'load balancers' are typically the bane of all system administrators as when they are deployed more often for their advertised failover capabilities you quickly find that the medicine is worse than the disease. Load balancers rarely are very RFC-caring and of course ironically create single points of failure. Their functioning results in a lot more complexity being added to whatever system they are meant to be making highly available which of course leads to fails modes that are far more severe when things do crash and burn. In short, load balancers are a prime example of what is wrong with sysadmin'ing mindset now-a-days, instead of building a system that gracefully fails and expects componment failure, all resources are spent on making sure nodes do not fail.
Anycast'ing is a great method to add failover to a system that uses an IGP such as OSPF to get client traffic to the nearest service node. IGP's are widely understood and easy to diagnose (compared to a vendor turn-key 'blackbox'), if you already run one at your organisation then this could be a perfect and cheap solution for you.

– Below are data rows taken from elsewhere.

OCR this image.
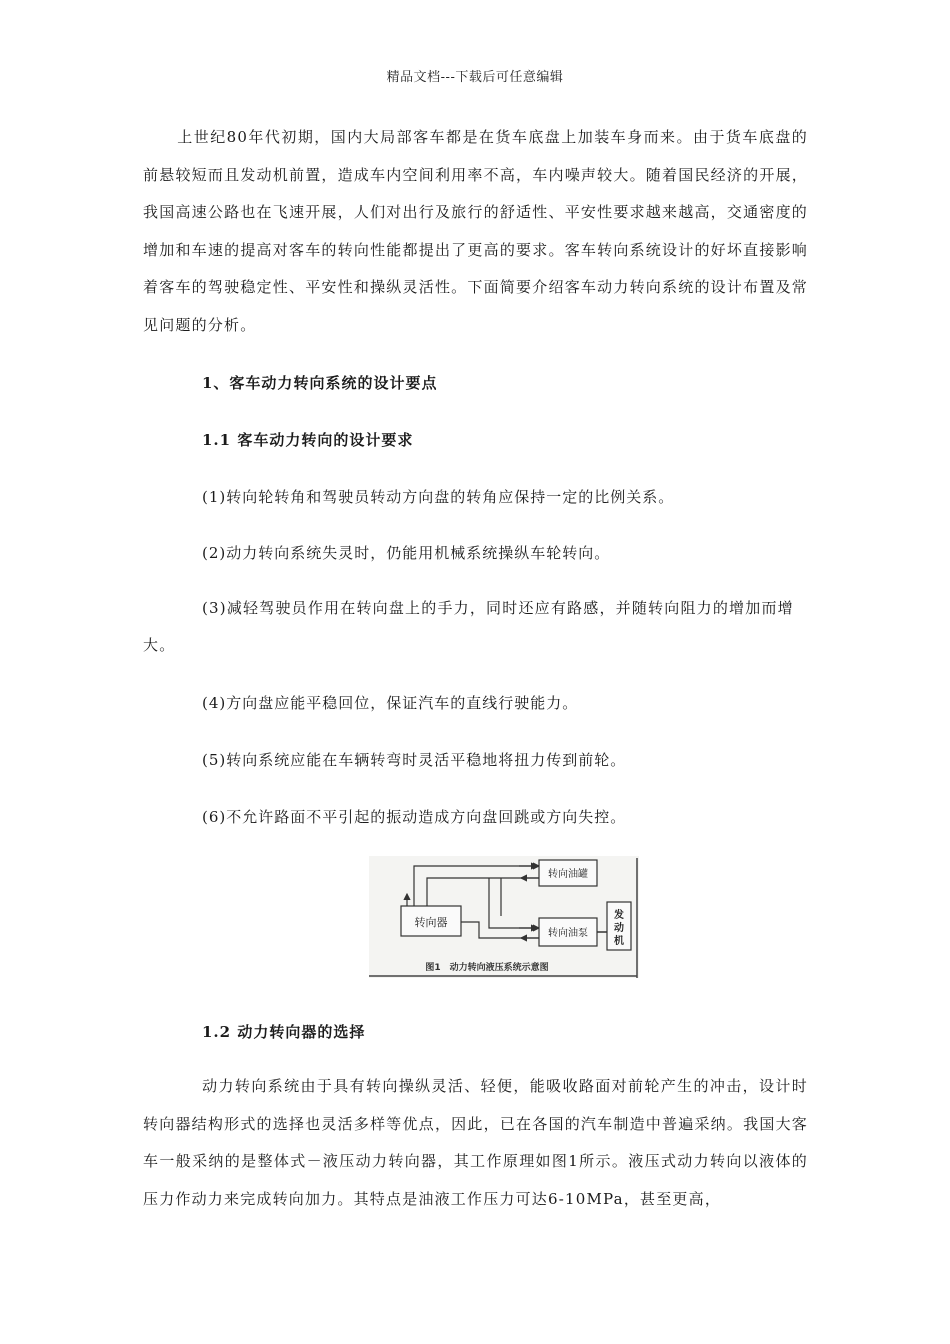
精品文档---下载后可任意编辑

上世纪80年代初期，国内大局部客车都是在货车底盘上加装车身而来。由于货车底盘的前悬较短而且发动机前置，造成车内空间利用率不高，车内噪声较大。随着国民经济的开展，我国高速公路也在飞速开展，人们对出行及旅行的舒适性、平安性要求越来越高，交通密度的增加和车速的提高对客车的转向性能都提出了更高的要求。客车转向系统设计的好坏直接影响着客车的驾驶稳定性、平安性和操纵灵活性。下面简要介绍客车动力转向系统的设计布置及常见问题的分析。

1、客车动力转向系统的设计要点

1.1 客车动力转向的设计要求

(1)转向轮转角和驾驶员转动方向盘的转角应保持一定的比例关系。

(2)动力转向系统失灵时，仍能用机械系统操纵车轮转向。

(3)减轻驾驶员作用在转向盘上的手力，同时还应有路感，并随转向阻力的增加而增大。

(4)方向盘应能平稳回位，保证汽车的直线行驶能力。

(5)转向系统应能在车辆转弯时灵活平稳地将扭力传到前轮。

(6)不允许路面不平引起的振动造成方向盘回跳或方向失控。

转向器
转向油罐
转向油泵
发
动
机
图1　动力转向液压系统示意图

1.2 动力转向器的选择

动力转向系统由于具有转向操纵灵活、轻便，能吸收路面对前轮产生的冲击，设计时转向器结构形式的选择也灵活多样等优点，因此，已在各国的汽车制造中普遍采纳。我国大客车一般采纳的是整体式－液压动力转向器，其工作原理如图1所示。液压式动力转向以液体的压力作动力来完成转向加力。其特点是油液工作压力可达6-10MPa，甚至更高，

As with all High Availability (HA) systems, everything boils down to a good and simple probe that tests if the service on the local node is functioning correctly. Often surprising is that you will find 90% of your time will be spent producing nothing more than a sixty line shell script that performs just this job.
The job of the, in the below DNS resolver example, shell script is to test if the local resolver is functioning. If so then the 'service' IP address is added to the node which prompts the IGP daemon to begin advertising the address to the network. If the service is down, then the service IP is removed and the IGP daemon withdraws the advertisment and traffic to that service IP is rerouted to the next nearest functioning node. This is great for unreliable services as you can very simply get very reliable systems by creating duplicate service nodes. For example, say your DNS server only functions 80% of the time (down for 20%), by having four DNS servers you get a service that gives you nearly three nines uptime (''1-(0.20^4) = 0.9984'').

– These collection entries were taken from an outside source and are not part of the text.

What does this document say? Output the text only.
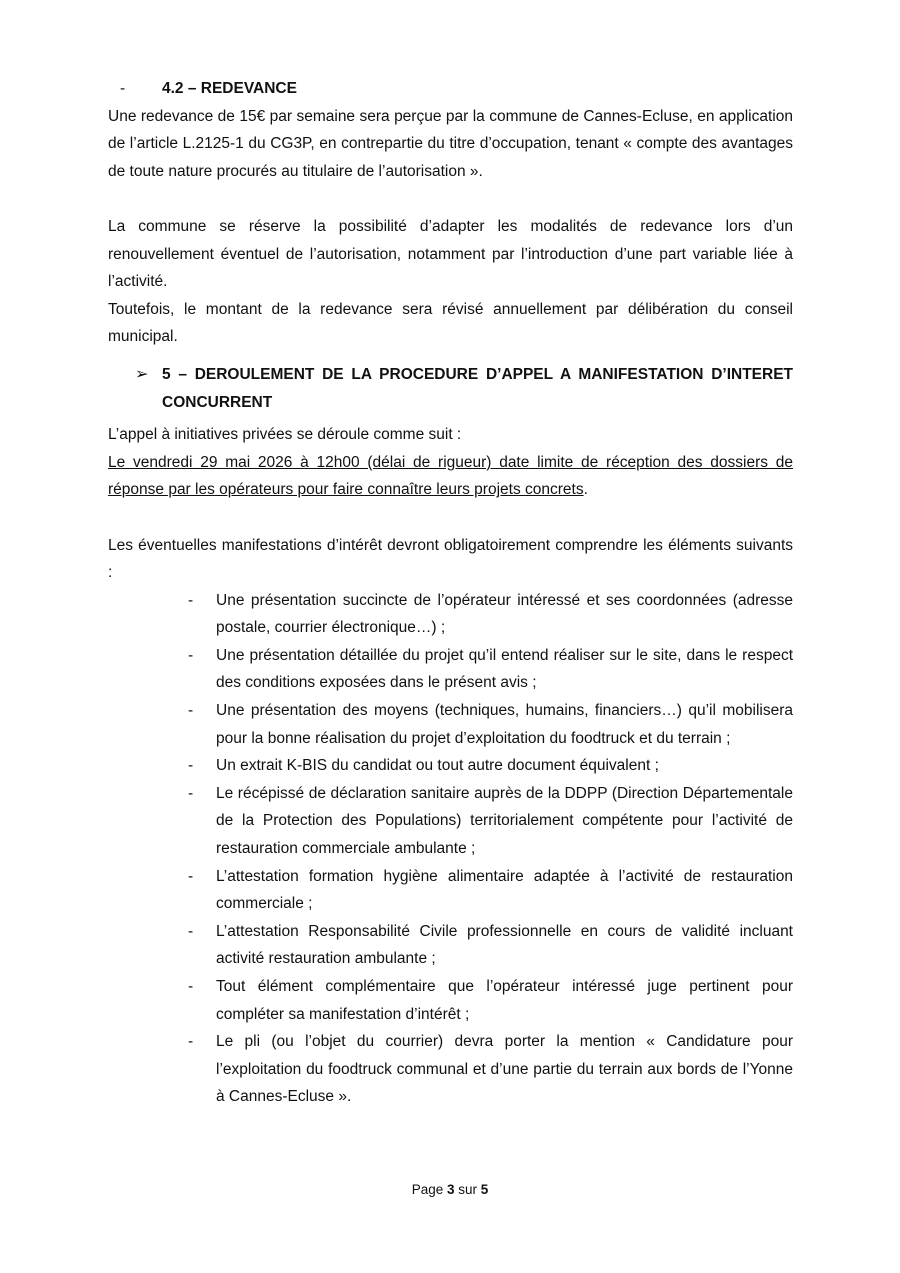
- 4.2 – REDEVANCE

Une redevance de 15€ par semaine sera perçue par la commune de Cannes-Ecluse, en application de l’article L.2125-1 du CG3P, en contrepartie du titre d’occupation, tenant « compte des avantages de toute nature procurés au titulaire de l’autorisation ».

La commune se réserve la possibilité d’adapter les modalités de redevance lors d’un renouvellement éventuel de l’autorisation, notamment par l’introduction d’une part variable liée à l’activité.

Toutefois, le montant de la redevance sera révisé annuellement par délibération du conseil municipal.

➢ 5 – DEROULEMENT DE LA PROCEDURE D’APPEL A MANIFESTATION D’INTERET CONCURRENT

L’appel à initiatives privées se déroule comme suit :

Le vendredi 29 mai 2026 à 12h00 (délai de rigueur) date limite de réception des dossiers de réponse par les opérateurs pour faire connaître leurs projets concrets.

Les éventuelles manifestations d’intérêt devront obligatoirement comprendre les éléments suivants :

- Une présentation succincte de l’opérateur intéressé et ses coordonnées (adresse postale, courrier électronique…) ;
- Une présentation détaillée du projet qu’il entend réaliser sur le site, dans le respect des conditions exposées dans le présent avis ;
- Une présentation des moyens (techniques, humains, financiers…) qu’il mobilisera pour la bonne réalisation du projet d’exploitation du foodtruck et du terrain ;
- Un extrait K-BIS du candidat ou tout autre document équivalent ;
- Le récépissé de déclaration sanitaire auprès de la DDPP (Direction Départementale de la Protection des Populations) territorialement compétente pour l’activité de restauration commerciale ambulante ;
- L’attestation formation hygiène alimentaire adaptée à l’activité de restauration commerciale ;
- L’attestation Responsabilité Civile professionnelle en cours de validité incluant activité restauration ambulante ;
- Tout élément complémentaire que l’opérateur intéressé juge pertinent pour compléter sa manifestation d’intérêt ;
- Le pli (ou l’objet du courrier) devra porter la mention « Candidature pour l’exploitation du foodtruck communal et d’une partie du terrain aux bords de l’Yonne à Cannes-Ecluse ».
Page 3 sur 5
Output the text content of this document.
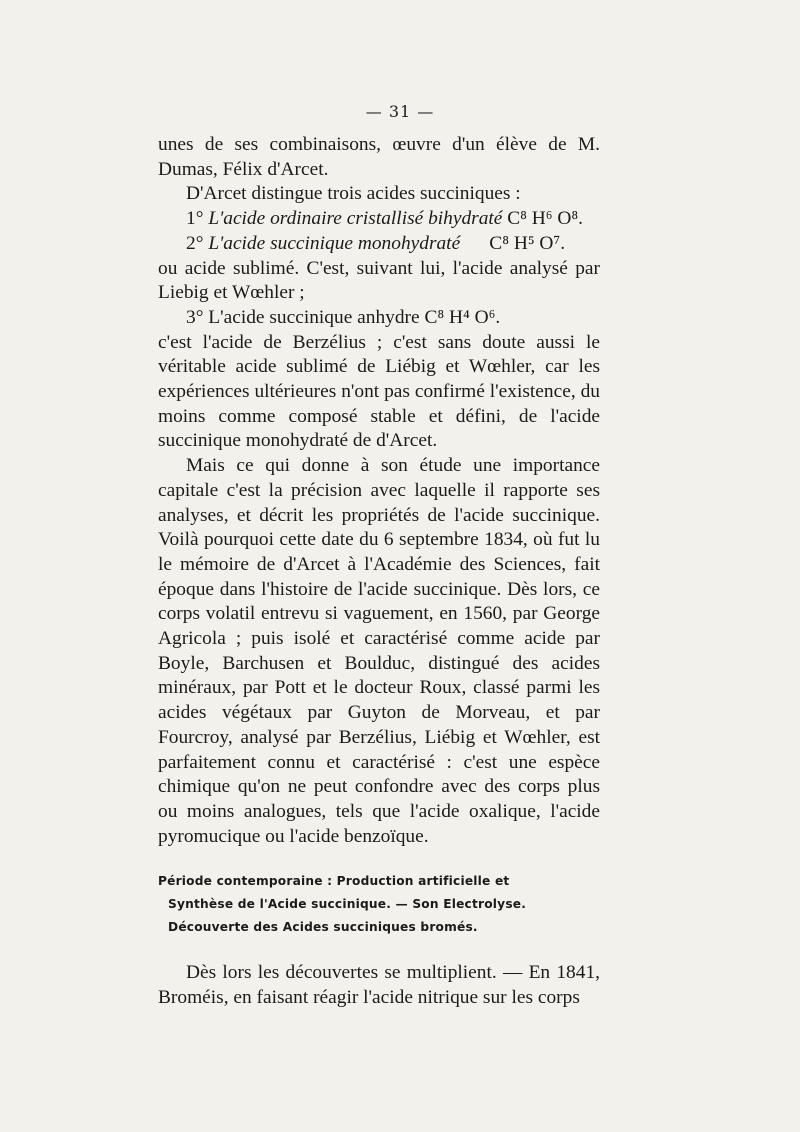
— 31 —

unes de ses combinaisons, œuvre d'un élève de M. Dumas, Félix d'Arcet.

D'Arcet distingue trois acides succiniques :

1° L'acide ordinaire cristallisé bihydraté C⁸ H⁶ O⁸.

2° L'acide succinique monohydraté C⁸ H⁵ O⁷.

ou acide sublimé. C'est, suivant lui, l'acide analysé par Liebig et Wœhler ;

3° L'acide succinique anhydre C⁸ H⁴ O⁶.

c'est l'acide de Berzélius ; c'est sans doute aussi le véritable acide sublimé de Liébig et Wœhler, car les expériences ultérieures n'ont pas confirmé l'existence, du moins comme composé stable et défini, de l'acide succinique monohydraté de d'Arcet.

Mais ce qui donne à son étude une importance capitale c'est la précision avec laquelle il rapporte ses analyses, et décrit les propriétés de l'acide succinique. Voilà pourquoi cette date du 6 septembre 1834, où fut lu le mémoire de d'Arcet à l'Académie des Sciences, fait époque dans l'histoire de l'acide succinique. Dès lors, ce corps volatil entrevu si vaguement, en 1560, par George Agricola ; puis isolé et caractérisé comme acide par Boyle, Barchusen et Boulduc, distingué des acides minéraux, par Pott et le docteur Roux, classé parmi les acides végétaux par Guyton de Morveau, et par Fourcroy, analysé par Berzélius, Liébig et Wœhler, est parfaitement connu et caractérisé : c'est une espèce chimique qu'on ne peut confondre avec des corps plus ou moins analogues, tels que l'acide oxalique, l'acide pyromucique ou l'acide benzoïque.

Période contemporaine : Production artificielle et
Synthèse de l'Acide succinique. — Son Electrolyse.
Découverte des Acides succiniques bromés.

Dès lors les découvertes se multiplient. — En 1841, Broméis, en faisant réagir l'acide nitrique sur les corps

N.B. it is strongly recommended you have at least three L3 IP routing hops (ie. traceroute has more than three entries) between your anycast'ed nodes so that you avoid your OSPF topology settling on an equal-cost-multipath routing table. This means that a router on your network sees that the path to your anycast'ed address is the same across different links and will load balance on a per-packet basis (//very// bad for TCP flows, DNS is TCP also remember especially with DNSSEC). If you cannot arrange your network to have at least three hops, then increase the routing metric on the directly connected link to one of your anycast'ed nodes to act as a work around.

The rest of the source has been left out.